Everyone must have seen it coming. Seth Meyers has too much talent and likability to have stayed behind the “Weekend Update” desk forever. Still, as Meyers waved goodbye and Governor David Patterson stopped by once more, a certain emptiness set in. I hope this feeling was simply my own creation, but I fear the show felt it too. Armed with rising stars like Bobby Moynihan, Jay Pharoah, Cecily Strong, and Kate McKinnon, SNL seems to have hope for the future, but what will this transition period bring?
The empty slot for the show’s March 1st return reflects the uncertainty surrounding its plans for the imminent future. Head writer Colin Jost seems like a solid replacement for Meyers, with a similar arsenal of wit and heady sarcasm, but can the show maintain what has been a steady improvement over the course of the season?

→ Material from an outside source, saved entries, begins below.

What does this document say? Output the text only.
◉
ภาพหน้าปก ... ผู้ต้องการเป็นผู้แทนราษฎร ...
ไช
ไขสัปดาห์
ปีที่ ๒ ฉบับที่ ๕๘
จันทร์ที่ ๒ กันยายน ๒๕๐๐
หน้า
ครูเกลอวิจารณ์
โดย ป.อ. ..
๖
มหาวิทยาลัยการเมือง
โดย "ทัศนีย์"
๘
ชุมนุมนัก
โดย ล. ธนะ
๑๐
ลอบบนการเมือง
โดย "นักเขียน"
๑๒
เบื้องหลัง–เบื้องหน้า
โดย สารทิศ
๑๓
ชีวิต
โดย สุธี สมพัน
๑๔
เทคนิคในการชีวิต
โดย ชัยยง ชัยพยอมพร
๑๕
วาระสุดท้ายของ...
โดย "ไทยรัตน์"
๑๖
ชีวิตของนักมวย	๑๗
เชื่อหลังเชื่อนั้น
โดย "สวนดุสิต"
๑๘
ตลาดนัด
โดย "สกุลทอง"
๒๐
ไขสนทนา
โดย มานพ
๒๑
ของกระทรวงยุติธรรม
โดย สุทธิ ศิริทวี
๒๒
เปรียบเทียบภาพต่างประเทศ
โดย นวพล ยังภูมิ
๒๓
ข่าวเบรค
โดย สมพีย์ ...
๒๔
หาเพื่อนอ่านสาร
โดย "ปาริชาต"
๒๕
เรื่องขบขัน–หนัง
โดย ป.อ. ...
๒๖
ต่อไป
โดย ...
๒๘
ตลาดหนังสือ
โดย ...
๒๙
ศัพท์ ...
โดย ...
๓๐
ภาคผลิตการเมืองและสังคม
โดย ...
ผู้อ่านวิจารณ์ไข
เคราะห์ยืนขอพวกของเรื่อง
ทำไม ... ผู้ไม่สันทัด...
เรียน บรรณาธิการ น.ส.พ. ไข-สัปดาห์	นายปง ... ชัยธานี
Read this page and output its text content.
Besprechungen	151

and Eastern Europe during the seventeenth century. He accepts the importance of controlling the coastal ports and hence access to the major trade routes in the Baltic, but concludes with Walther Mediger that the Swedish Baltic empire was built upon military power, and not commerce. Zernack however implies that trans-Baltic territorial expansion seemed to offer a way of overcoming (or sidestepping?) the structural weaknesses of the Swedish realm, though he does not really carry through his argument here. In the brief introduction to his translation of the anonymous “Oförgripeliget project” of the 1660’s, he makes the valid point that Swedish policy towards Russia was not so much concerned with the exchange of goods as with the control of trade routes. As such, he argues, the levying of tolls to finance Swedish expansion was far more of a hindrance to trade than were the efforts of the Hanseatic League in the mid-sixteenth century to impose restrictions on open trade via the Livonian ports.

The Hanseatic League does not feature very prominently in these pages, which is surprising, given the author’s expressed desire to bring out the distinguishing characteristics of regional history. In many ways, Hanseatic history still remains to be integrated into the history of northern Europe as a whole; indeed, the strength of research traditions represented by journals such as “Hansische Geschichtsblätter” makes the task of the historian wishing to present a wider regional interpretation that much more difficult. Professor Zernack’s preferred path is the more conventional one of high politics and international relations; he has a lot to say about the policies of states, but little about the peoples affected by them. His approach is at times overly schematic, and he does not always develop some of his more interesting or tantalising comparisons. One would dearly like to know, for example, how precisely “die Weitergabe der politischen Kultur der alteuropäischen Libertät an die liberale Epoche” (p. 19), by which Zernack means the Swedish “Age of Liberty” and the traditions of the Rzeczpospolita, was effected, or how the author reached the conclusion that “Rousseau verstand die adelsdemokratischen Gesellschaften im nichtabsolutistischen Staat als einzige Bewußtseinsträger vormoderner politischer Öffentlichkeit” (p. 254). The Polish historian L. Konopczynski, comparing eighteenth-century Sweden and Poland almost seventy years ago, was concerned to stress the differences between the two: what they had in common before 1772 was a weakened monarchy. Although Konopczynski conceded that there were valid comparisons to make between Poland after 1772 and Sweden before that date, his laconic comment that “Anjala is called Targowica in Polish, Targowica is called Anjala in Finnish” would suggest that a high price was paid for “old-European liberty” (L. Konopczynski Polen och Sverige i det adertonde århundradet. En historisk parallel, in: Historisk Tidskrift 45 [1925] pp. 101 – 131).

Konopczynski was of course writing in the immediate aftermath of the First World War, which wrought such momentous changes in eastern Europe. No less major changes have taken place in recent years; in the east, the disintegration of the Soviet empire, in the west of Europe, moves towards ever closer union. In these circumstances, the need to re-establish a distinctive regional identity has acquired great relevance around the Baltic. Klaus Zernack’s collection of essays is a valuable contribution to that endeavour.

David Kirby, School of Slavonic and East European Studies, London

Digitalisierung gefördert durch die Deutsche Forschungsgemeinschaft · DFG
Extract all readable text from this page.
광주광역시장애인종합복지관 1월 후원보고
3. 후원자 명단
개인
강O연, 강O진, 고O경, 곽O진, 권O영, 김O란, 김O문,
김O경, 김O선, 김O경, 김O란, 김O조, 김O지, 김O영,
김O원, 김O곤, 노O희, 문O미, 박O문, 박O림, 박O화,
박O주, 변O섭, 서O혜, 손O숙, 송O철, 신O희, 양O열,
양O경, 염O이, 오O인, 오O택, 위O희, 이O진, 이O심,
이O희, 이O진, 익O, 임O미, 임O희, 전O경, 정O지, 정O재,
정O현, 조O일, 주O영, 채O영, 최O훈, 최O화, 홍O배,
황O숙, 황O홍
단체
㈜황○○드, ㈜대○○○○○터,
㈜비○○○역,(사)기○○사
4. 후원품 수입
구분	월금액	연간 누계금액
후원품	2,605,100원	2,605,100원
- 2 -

Even last night, the show came out with energy and inventiveness, with Pharoah leading a fantastic Black History Month jam and Melissa McCarthy birthing the phrase, “I was born ready, and VERY EARLY.” Weekend Update proved predictably emotional, with Stefon showing up alongside Amy Poehler and an absent-minded Andy Samberg. Meyers gave a heartfelt farewell, but as he rushed through his speech and the commercial break rushed up to meet him, it felt inconsequential, far less than he deserved. Meyers has worked as much of his magic behind the scenes as on “Update,” and just as he often triumphed without showing his face, he left without enough recognition, rushed and obscured (by Fred Armisen’s face).
The show fizzled post-Update as it often does, and now we can only hope it doesn’t do the same post-Meyers altogether. Jost will probably not be Meyers, so look elsewhere. Look to the young stars to take the reins, for better or for worse. At a major turning point for the television staple, we have to hope some of these role players are now Ready for Primetime.